Original poster: syd <tesla@xxxxxxxxxxxxxxx>

Hello Gerry,

The introduction of an air gap reduces the effective permeability of the core, which in turn decreases the magnetic flux density (B). B needs to remain below the saturation point for the core material you are using, typically 1.6 tesla for grain oriented silicon steel (common in transformers). In a current driven winding, such as in a ballast inductor, the volts per turn isn't so important; what IS important is the current, the number of turns, the magnetic path length, and the permeability of the core.

If you're buying the steel laminations from a supplier then you'll have access to their specs for magnetic path length and permeability for a given core.
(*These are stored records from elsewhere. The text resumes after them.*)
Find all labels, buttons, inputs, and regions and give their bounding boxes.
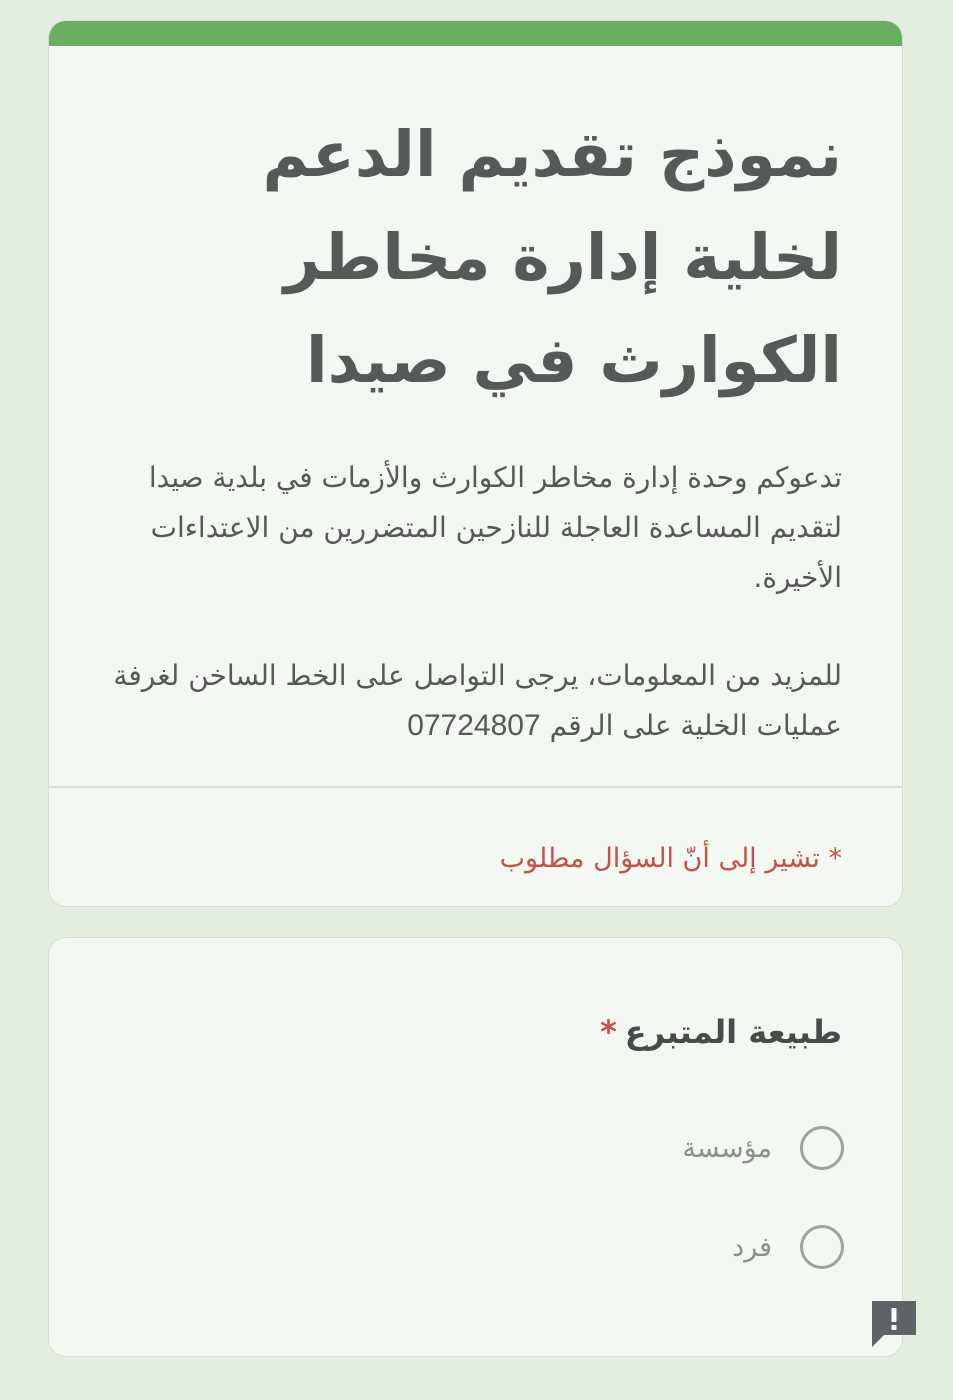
radio-option-individual[interactable]: فرد bbox=[732, 1221, 844, 1273]
required-note: * تشير إلى أنّ السؤال مطلوب bbox=[499, 843, 842, 874]
report-problem-button[interactable] bbox=[868, 1297, 920, 1349]
contact-phone-number: 07724807 bbox=[407, 709, 541, 742]
form-description: تدعوكم وحدة إدارة مخاطر الكوارث والأزمات… bbox=[148, 461, 842, 594]
radio-option-label: فرد bbox=[732, 1231, 772, 1263]
form-contact-info: للمزيد من المعلومات، يرجى التواصل على ال… bbox=[107, 651, 842, 751]
question-title-text: طبيعة المتبرع bbox=[624, 1013, 842, 1051]
form-header-card: نموذج تقديم الدعم لخلية إدارة مخاطر الكو… bbox=[48, 20, 903, 907]
required-asterisk: * bbox=[600, 1013, 617, 1051]
radio-option-label: مؤسسة bbox=[682, 1132, 772, 1164]
header-divider bbox=[49, 786, 902, 788]
form-accent-bar bbox=[49, 21, 902, 46]
radio-option-institution[interactable]: مؤسسة bbox=[682, 1122, 844, 1174]
radio-button[interactable] bbox=[800, 1126, 844, 1170]
report-problem-icon bbox=[872, 1301, 916, 1347]
form-title: نموذج تقديم الدعم لخلية إدارة مخاطر الكو… bbox=[262, 118, 842, 397]
question-title: طبيعة المتبرع* bbox=[600, 1008, 842, 1056]
radio-button[interactable] bbox=[800, 1225, 844, 1269]
question-card-donor-type: طبيعة المتبرع* مؤسسة فرد bbox=[48, 937, 903, 1357]
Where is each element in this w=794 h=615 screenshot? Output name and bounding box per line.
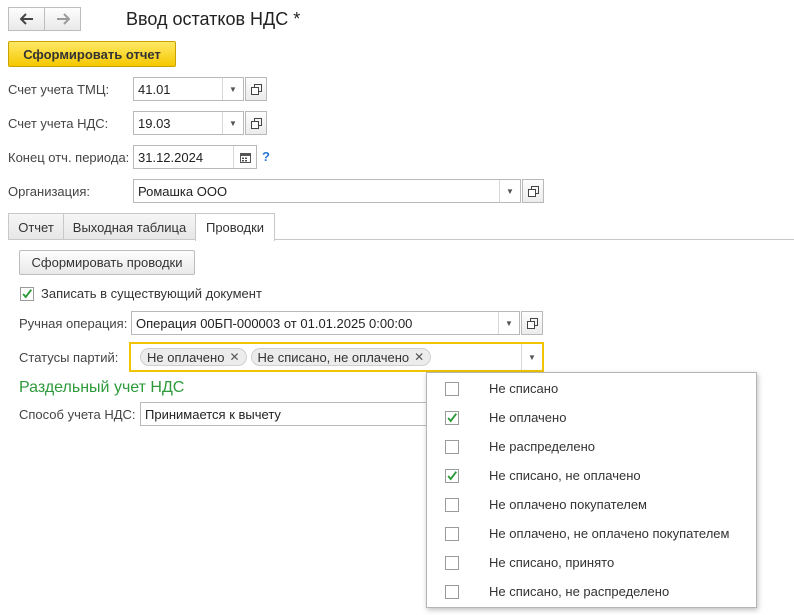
status-chip[interactable]: Не оплачено ✕ [140,348,247,366]
tab-report[interactable]: Отчет [8,213,64,240]
back-button[interactable] [8,7,45,31]
chevron-down-icon[interactable]: ▼ [222,78,243,100]
generate-postings-button[interactable]: Сформировать проводки [19,250,195,275]
option-checkbox[interactable] [445,468,459,483]
open-window-icon [527,185,539,197]
calendar-icon[interactable] [233,146,256,168]
list-item[interactable]: Не списано [427,374,756,403]
generate-report-button[interactable]: Сформировать отчет [8,41,176,67]
organization-open-button[interactable] [522,179,544,203]
list-item[interactable]: Не оплачено, не оплачено покупателем [427,519,756,548]
tab-divider [8,239,794,240]
page-title: Ввод остатков НДС * [126,9,301,29]
write-existing-checkbox[interactable] [20,286,34,301]
list-item[interactable]: Не списано, принято [427,548,756,577]
close-icon[interactable]: ✕ [414,350,424,364]
open-window-icon [250,117,262,129]
option-checkbox[interactable] [445,410,459,425]
chevron-down-icon[interactable]: ▼ [521,344,542,370]
checkmark-icon [22,288,33,298]
option-checkbox[interactable] [445,584,459,599]
option-checkbox[interactable] [445,439,459,454]
manual-operation-open-button[interactable] [521,311,543,335]
open-window-icon [250,83,262,95]
chevron-down-icon[interactable]: ▼ [222,112,243,134]
organization-label: Организация: [8,184,91,199]
status-options-popup: Не списано Не оплачено Не распределено Н… [426,372,757,608]
tmc-account-field[interactable]: 41.01 ▼ [133,77,244,101]
period-end-label: Конец отч. периода: [8,150,130,165]
organization-value: Ромашка ООО [138,183,228,199]
chevron-down-icon[interactable]: ▼ [499,180,520,202]
tab-postings[interactable]: Проводки [195,213,275,241]
chevron-down-icon[interactable]: ▼ [498,312,519,334]
vat-method-label: Способ учета НДС: [19,407,136,422]
option-checkbox[interactable] [445,555,459,570]
period-end-value: 31.12.2024 [138,149,204,165]
forward-button[interactable] [44,7,81,31]
list-item[interactable]: Не оплачено [427,403,756,432]
tmc-account-label: Счет учета ТМЦ: [8,82,110,97]
manual-operation-value: Операция 00БП-000003 от 01.01.2025 0:00:… [136,315,413,331]
vat-method-value: Принимается к вычету [145,406,281,422]
vat-account-label: Счет учета НДС: [8,116,109,131]
close-icon[interactable]: ✕ [229,350,239,364]
status-chip[interactable]: Не списано, не оплачено ✕ [250,348,432,366]
list-item[interactable]: Не списано, не распределено [427,577,756,606]
batch-statuses-field[interactable]: Не оплачено ✕ Не списано, не оплачено ✕ … [129,342,544,372]
vat-account-field[interactable]: 19.03 ▼ [133,111,244,135]
option-checkbox[interactable] [445,497,459,512]
section-title: Раздельный учет НДС [19,379,185,396]
manual-operation-label: Ручная операция: [19,316,128,331]
period-end-field[interactable]: 31.12.2024 [133,145,257,169]
write-existing-label: Записать в существующий документ [41,286,262,301]
tmc-account-open-button[interactable] [245,77,267,101]
vat-account-open-button[interactable] [245,111,267,135]
list-item[interactable]: Не списано, не оплачено [427,461,756,490]
vat-method-field[interactable]: Принимается к вычету [140,402,430,426]
tab-output-table[interactable]: Выходная таблица [63,213,196,240]
manual-operation-field[interactable]: Операция 00БП-000003 от 01.01.2025 0:00:… [131,311,520,335]
tmc-account-value: 41.01 [138,81,171,97]
list-item[interactable]: Не оплачено покупателем [427,490,756,519]
write-existing-checkbox-row[interactable]: Записать в существующий документ [20,286,262,301]
arrow-left-icon [19,13,33,25]
open-window-icon [526,317,538,329]
arrow-right-icon [56,13,70,25]
option-checkbox[interactable] [445,381,459,396]
organization-field[interactable]: Ромашка ООО ▼ [133,179,521,203]
list-item[interactable]: Не распределено [427,432,756,461]
checkmark-icon [447,412,458,422]
checkmark-icon [447,470,458,480]
help-icon[interactable]: ? [262,149,270,164]
option-checkbox[interactable] [445,526,459,541]
vat-account-value: 19.03 [138,115,171,131]
batch-statuses-label: Статусы партий: [19,350,119,365]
E/I cores are the best because you can very accurately introduce an air gap with a spacer and bolt the whole thing together. If you're using a 'found' core such as from a transformer, then you can roughly measure the magnetic path length. In an E/I core there are two paths, both go through the center and then circle around the shells. Add both of those together and you have the total magnetic path length for that core in meters.
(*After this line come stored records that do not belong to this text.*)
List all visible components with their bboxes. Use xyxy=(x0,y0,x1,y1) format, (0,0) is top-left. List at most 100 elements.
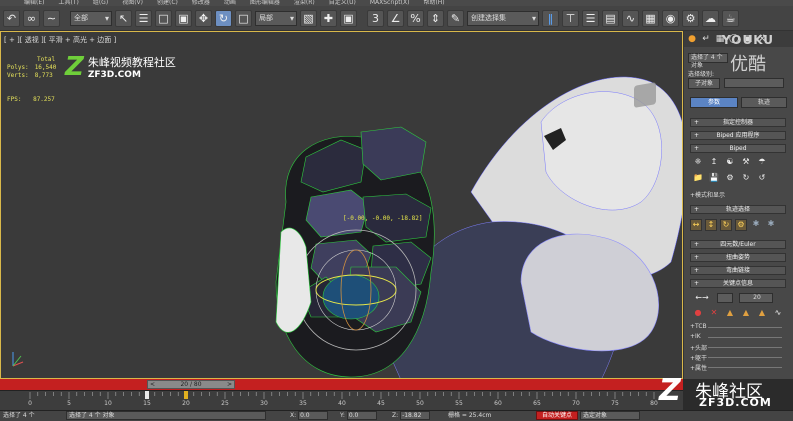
scale-icon[interactable]: □ xyxy=(235,9,252,27)
main-toolbar: ↶ ∞ ∼ 全部 ↖ ☰ □ ▣ ✥ ↻ □ 局部 ▧ ✚ ▣ 3 ∠ % ⇕ … xyxy=(0,6,793,31)
keyboard-shortcut-icon[interactable]: ▣ xyxy=(340,9,357,27)
section-label: 头部 xyxy=(695,345,708,352)
viewcube-icon[interactable] xyxy=(634,82,656,108)
ref-coord-dropdown[interactable]: 局部 xyxy=(255,10,297,26)
selection-filter-dropdown[interactable]: 全部 xyxy=(70,10,112,26)
sub-object-button[interactable]: 子对象 xyxy=(688,78,720,89)
selection-name-field[interactable]: 选择了 4 个对象 xyxy=(688,53,728,69)
key-filter-dropdown[interactable]: 选定对象 xyxy=(580,411,640,420)
set-sliding-key-icon[interactable]: ▲ xyxy=(741,308,751,318)
render-setup-icon[interactable]: ⚙ xyxy=(682,9,699,27)
set-planted-key-icon[interactable]: ▲ xyxy=(725,308,735,318)
section-body[interactable]: +躯干 xyxy=(690,353,786,362)
section-ik[interactable]: +IK xyxy=(690,333,786,340)
rollout-mode-display[interactable]: +模式和显示 xyxy=(690,190,725,199)
scene-render xyxy=(275,76,682,378)
figure-mode-icon[interactable]: ❈ xyxy=(693,157,703,167)
symmetrical-icon[interactable]: ✱ xyxy=(750,219,762,231)
body-rotation-icon[interactable]: ↻ xyxy=(720,219,732,231)
align-icon[interactable]: ⊤ xyxy=(562,9,579,27)
stats-value: Total xyxy=(37,56,56,63)
angle-snap-icon[interactable]: ∠ xyxy=(387,9,404,27)
refresh-icon[interactable]: ↺ xyxy=(757,173,767,183)
time-next[interactable]: > xyxy=(227,381,232,388)
rollout-assign-controller[interactable]: 指定控制器 xyxy=(690,118,786,127)
spinner-snap-icon[interactable]: ⇕ xyxy=(427,9,444,27)
rollout-biped[interactable]: Biped xyxy=(690,144,786,153)
auto-key-button[interactable]: 自动关键点 xyxy=(536,411,578,420)
tab-params[interactable]: 参数 xyxy=(690,97,738,108)
window-crossing-icon[interactable]: ▣ xyxy=(175,9,192,27)
schematic-icon[interactable]: ▦ xyxy=(642,9,659,27)
key-frame-field[interactable]: 20 xyxy=(739,293,773,303)
rollout-track-select[interactable]: 轨迹选择 xyxy=(690,205,786,214)
edit-named-sel-icon[interactable]: ✎ xyxy=(447,9,464,27)
trajectory-icon[interactable]: ∿ xyxy=(773,308,783,318)
create-tab-icon[interactable]: ● xyxy=(686,33,698,45)
current-frame-marker[interactable] xyxy=(184,391,188,399)
modify-tab-icon[interactable]: ↵ xyxy=(700,33,712,45)
selection-level-label: 选择级别: xyxy=(688,71,715,78)
rollout-twist-pose[interactable]: 扭曲姿势 xyxy=(690,253,786,262)
mirror-icon[interactable]: ‖ xyxy=(542,9,559,27)
delete-key-icon[interactable]: ✕ xyxy=(709,308,719,318)
named-selection-dropdown[interactable]: 创建选择集 xyxy=(467,10,539,26)
pivot-icon[interactable]: ▧ xyxy=(300,9,317,27)
link-icon[interactable]: ∞ xyxy=(23,9,40,27)
key-number-field[interactable] xyxy=(717,293,733,303)
rollout-key-info[interactable]: 关键点信息 xyxy=(690,279,786,288)
set-key-icon[interactable]: ● xyxy=(693,308,703,318)
rollout-bend-links[interactable]: 弯曲链接 xyxy=(690,266,786,275)
move-all-icon[interactable]: ↻ xyxy=(741,173,751,183)
body-horizontal-icon[interactable]: ↔ xyxy=(690,219,702,231)
perspective-viewport[interactable]: [ + ][ 透视 ][ 平滑 + 高光 + 边面 ] Z 朱峰视频教程社区 Z… xyxy=(0,31,683,379)
lock-cog-icon[interactable]: ⚙ xyxy=(735,219,747,231)
layer-icon[interactable]: ☰ xyxy=(582,9,599,27)
viewport-stats: Total Polys: 16,540 Verts: 8,773 xyxy=(7,56,56,80)
unlink-icon[interactable]: ∼ xyxy=(43,9,60,27)
prev-next-key-icon[interactable]: ←→ xyxy=(693,293,711,303)
select-by-name-icon[interactable]: ☰ xyxy=(135,9,152,27)
opposite-icon[interactable]: ✱ xyxy=(765,219,777,231)
section-head[interactable]: +头部 xyxy=(690,343,786,352)
gizmo-coord-readout: [-0.00, -0.00, -18.82] xyxy=(343,215,423,222)
rollout-quaternion[interactable]: 四元数/Euler xyxy=(690,240,786,249)
motion-flow-icon[interactable]: ☯ xyxy=(725,157,735,167)
scene-explorer-icon[interactable]: ▤ xyxy=(602,9,619,27)
rollout-biped-app[interactable]: Biped 应用程序 xyxy=(690,131,786,140)
sub-object-dropdown[interactable] xyxy=(724,78,784,88)
tab-track[interactable]: 轨迹 xyxy=(741,97,787,108)
time-slider-bar[interactable]: < 20 / 80 > xyxy=(0,379,683,390)
timeline-tick-label: 35 xyxy=(299,400,307,407)
move-icon[interactable]: ✥ xyxy=(195,9,212,27)
timeline-tick-label: 20 xyxy=(182,400,190,407)
select-manipulate-icon[interactable]: ✚ xyxy=(320,9,337,27)
curve-editor-icon[interactable]: ∿ xyxy=(622,9,639,27)
undo-icon[interactable]: ↶ xyxy=(3,9,20,27)
snap-icon[interactable]: 3 xyxy=(367,9,384,27)
time-slider[interactable]: < 20 / 80 > xyxy=(147,380,235,389)
biped-playback-icon[interactable]: ☂ xyxy=(757,157,767,167)
body-vertical-icon[interactable]: ↕ xyxy=(705,219,717,231)
material-editor-icon[interactable]: ◉ xyxy=(662,9,679,27)
render-frame-icon[interactable]: ☁ xyxy=(702,9,719,27)
key-frame-marker[interactable] xyxy=(145,391,149,399)
set-free-key-icon[interactable]: ▲ xyxy=(757,308,767,318)
time-prev[interactable]: < xyxy=(150,381,155,388)
load-file-icon[interactable]: 📁 xyxy=(693,173,703,183)
footstep-mode-icon[interactable]: ↥ xyxy=(709,157,719,167)
x-input[interactable] xyxy=(298,411,329,420)
render-icon[interactable]: ☕ xyxy=(722,9,739,27)
section-props[interactable]: +属性 xyxy=(690,363,786,372)
viewport-label[interactable]: [ + ][ 透视 ][ 平滑 + 高光 + 边面 ] xyxy=(4,35,116,45)
section-tcb[interactable]: +TCB xyxy=(690,323,786,330)
y-input[interactable] xyxy=(346,411,377,420)
save-file-icon[interactable]: 💾 xyxy=(709,173,719,183)
convert-icon[interactable]: ⚙ xyxy=(725,173,735,183)
mixer-mode-icon[interactable]: ⚒ xyxy=(741,157,751,167)
z-input[interactable] xyxy=(400,411,431,420)
rotate-icon[interactable]: ↻ xyxy=(215,9,232,27)
select-icon[interactable]: ↖ xyxy=(115,9,132,27)
region-select-icon[interactable]: □ xyxy=(155,9,172,27)
percent-snap-icon[interactable]: % xyxy=(407,9,424,27)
Next you need to determine the core's relative permeability. If you have no data on it, and it is a laminated steel core, then this figure might be around 40,000. That is to say, 40,000 times more permeable to a magnetic field than a vacuum. This would be the permeability of the core with NO air gap. For an example, in the ballast inductors that I'm using in CAUAC, without an air gap they would saturate with only one turn! Adding in a few millimeters of air in the magnetic path length decreases the effective permeability by perhaps 300 times.
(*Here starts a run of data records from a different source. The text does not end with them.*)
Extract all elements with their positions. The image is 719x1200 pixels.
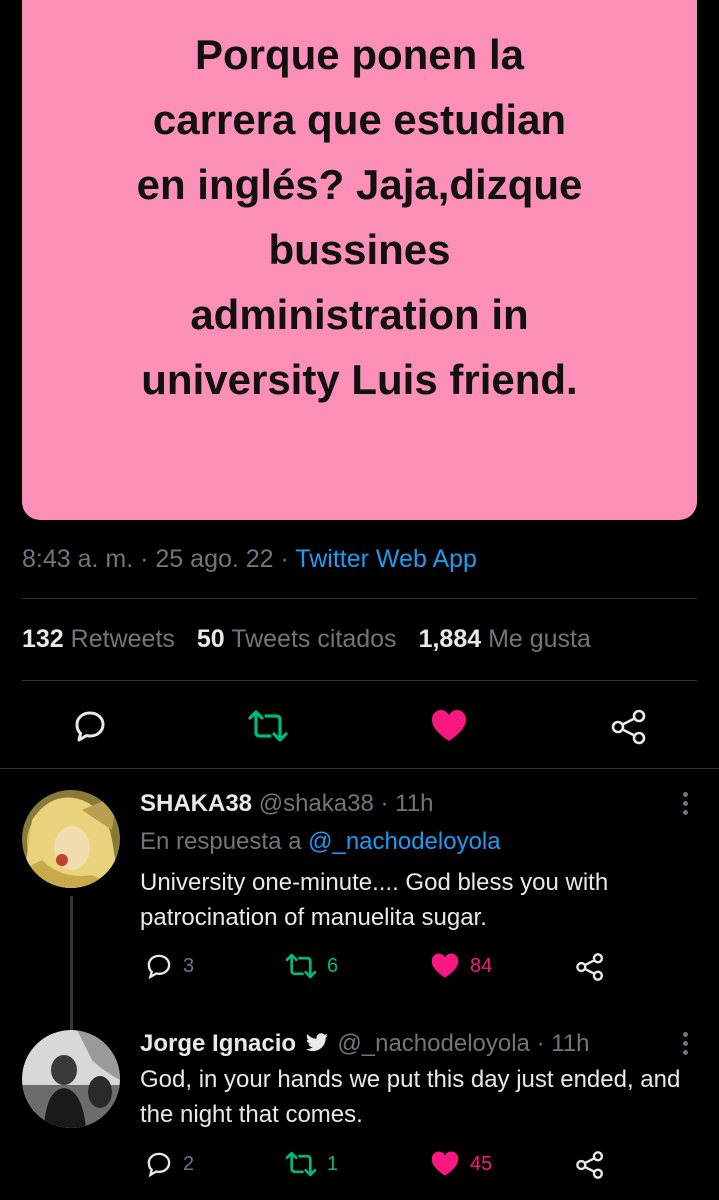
avatar[interactable]	[22, 790, 120, 888]
more-options-button[interactable]	[683, 1032, 689, 1059]
reply-header: SHAKA38 @shaka38 · 11h	[140, 790, 433, 818]
like-button[interactable]: 84	[430, 952, 492, 980]
meta-separator: ·	[140, 545, 149, 573]
share-button[interactable]	[575, 952, 615, 982]
divider	[22, 598, 697, 599]
reply-actions: 2 1 45	[0, 1150, 719, 1184]
quotes-label: Tweets citados	[231, 625, 397, 653]
author-handle[interactable]: @_nachodeloyola	[337, 1030, 530, 1057]
reply-icon	[75, 711, 105, 742]
reply-button[interactable]	[72, 708, 108, 749]
tweet-image[interactable]: Porque ponen la carrera que estudian en …	[22, 0, 697, 520]
avatar-image	[22, 790, 120, 888]
retweet-button[interactable]: 1	[285, 1150, 338, 1178]
twitter-bird-icon	[305, 1033, 328, 1052]
retweets-label: Retweets	[70, 625, 175, 653]
avatar-image	[22, 1030, 120, 1128]
reply-count: 2	[183, 1152, 195, 1175]
more-icon	[683, 1032, 689, 1055]
share-icon	[576, 1151, 604, 1179]
share-icon	[576, 953, 604, 981]
in-reply-prefix: En respuesta a	[140, 828, 302, 855]
in-reply-to: En respuesta a @_nachodeloyola	[140, 828, 501, 856]
likes-count: 1,884	[418, 625, 482, 653]
retweet-count: 1	[327, 1152, 339, 1175]
author-name[interactable]: SHAKA38	[140, 790, 252, 817]
divider	[22, 680, 697, 681]
reply-icon	[147, 954, 171, 980]
retweet-icon	[248, 710, 288, 742]
like-icon-filled	[432, 710, 466, 741]
header-separator: ·	[536, 1030, 545, 1057]
share-button[interactable]	[575, 1150, 615, 1180]
more-options-button[interactable]	[683, 792, 689, 819]
tweet-time: 8:43 a. m.	[22, 545, 134, 573]
reply-count: 3	[183, 954, 195, 977]
tweet-source-link[interactable]: Twitter Web App	[295, 545, 477, 573]
like-count: 45	[470, 1152, 493, 1175]
retweets-stat[interactable]: 132 Retweets	[22, 625, 175, 653]
tweet-action-bar	[0, 700, 719, 750]
like-icon-filled	[431, 1151, 459, 1176]
avatar[interactable]	[22, 1030, 120, 1128]
like-count: 84	[470, 954, 493, 977]
likes-label: Me gusta	[488, 625, 591, 653]
author-handle[interactable]: @shaka38	[259, 790, 374, 817]
retweet-icon	[285, 953, 317, 979]
reply-text: God, in your hands we put this day just …	[140, 1066, 681, 1128]
mention-link[interactable]: @_nachodeloyola	[308, 828, 501, 855]
reply-icon	[147, 1152, 171, 1178]
reply-header: Jorge Ignacio @_nachodeloyola · 11h	[140, 1030, 590, 1058]
reply-time: 11h	[551, 1030, 590, 1057]
retweet-count: 6	[327, 954, 339, 977]
retweet-icon	[285, 1151, 317, 1177]
meta-separator: ·	[280, 545, 289, 573]
more-icon	[683, 792, 689, 815]
share-icon	[611, 709, 646, 745]
quotes-stat[interactable]: 50 Tweets citados	[197, 625, 397, 653]
share-button[interactable]	[610, 708, 648, 751]
reply-button[interactable]: 3	[145, 952, 194, 980]
tweet-stats: 132 Retweets 50 Tweets citados 1,884 Me gu…	[22, 625, 591, 654]
like-icon-filled	[431, 953, 459, 978]
header-separator: ·	[380, 790, 389, 817]
retweet-button[interactable]: 6	[285, 952, 338, 980]
author-name[interactable]: Jorge Ignacio	[140, 1030, 296, 1057]
divider	[0, 768, 719, 769]
tweet-image-text: Porque ponen la carrera que estudian en …	[136, 31, 583, 403]
reply-actions: 3 6 84	[0, 952, 719, 986]
quotes-count: 50	[196, 625, 225, 653]
like-button[interactable]	[430, 708, 468, 749]
reply-time: 11h	[395, 790, 434, 817]
retweets-count: 132	[22, 625, 64, 653]
retweet-button[interactable]	[248, 708, 288, 749]
tweet-date: 25 ago. 22	[155, 545, 274, 573]
reply-button[interactable]: 2	[145, 1150, 194, 1178]
likes-stat[interactable]: 1,884 Me gusta	[419, 625, 591, 653]
like-button[interactable]: 45	[430, 1150, 492, 1178]
reply-text: University one-minute.... God bless you …	[140, 869, 609, 931]
tweet-meta: 8:43 a. m. · 25 ago. 22 · Twitter Web Ap…	[22, 545, 477, 574]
Effective permeability = relative permeability/(1+ (relative permeability x length of gap/total magnetic path))

(and in an E/I core the gap length will be twice the spacer thickness since the magnetic path crosses the spacer twice.)

B = permeability of a vacuum x effective permeability x H tesla
(permeability of a vacuum is: 1.257 E -06)

H = amperes per meter (which is ampere turns divided by magnetic path length)

And ampere turns are simply the current in the winding times the number of turns.

Suffice to say, almost every parameter affects every other parameter and you end up with a balancing act (kind of like tesla coil design!). You need heavy enough wire to keep it from melting the insulation, and you can only fit so many turns in the window space of the core. When you decrease the effective permeability of the core, it's going to take more windings to give you the target inductance, which in turn will increase H. BUT! Fortunately the inductance increases as the square of the turns, whereas H increases linearly. Theoretically you could build such an inductor without an air gap if the magnetic path length were enormous.

The cross sectional area of the core is indirectly important. Since the total flux of the core in webers = B x cross sectional area of the core, and since this affects the inductance, then all other factors being the same, increasing the cross sectional area of the core increases inductance allowing one to use fewer windings which will in turn decrease H.

Yes. Air gaps are good in ballast inductors. Hope that wasn't unnecessarily obfuscatory.

syd klinge

p.s. I have new photos and video up on my web site of CAUAC's trip to Australia. http://www.playahearth.com





Tesla list wrote:

Original poster: "Gerald  Reynolds" <gerryreynolds@xxxxxxxxxxxxx>

Hi Steve,

Could you elaborate a little more on the lack of an air gap. It seems to me that once you set the volts per turn and the cross sectional area of the core, that deterimines the margin from saturation. If one then eliminates the air gap, all that changes is the inductance goes up and the ballast current goes down. Im thinking the reason for an air gap has to do with the effective BH curve and the resulting core losses. Would this be correct??

Gerry R

Original poster: Steve Conner <steve@xxxxxxxxxxxx>

Ballast inductors without air gaps are no good whatever the core material. The one exception being iron powder which has a "distributed air gap". So you will see iron powder toroids used as filter chokes in DC power supplies and the like.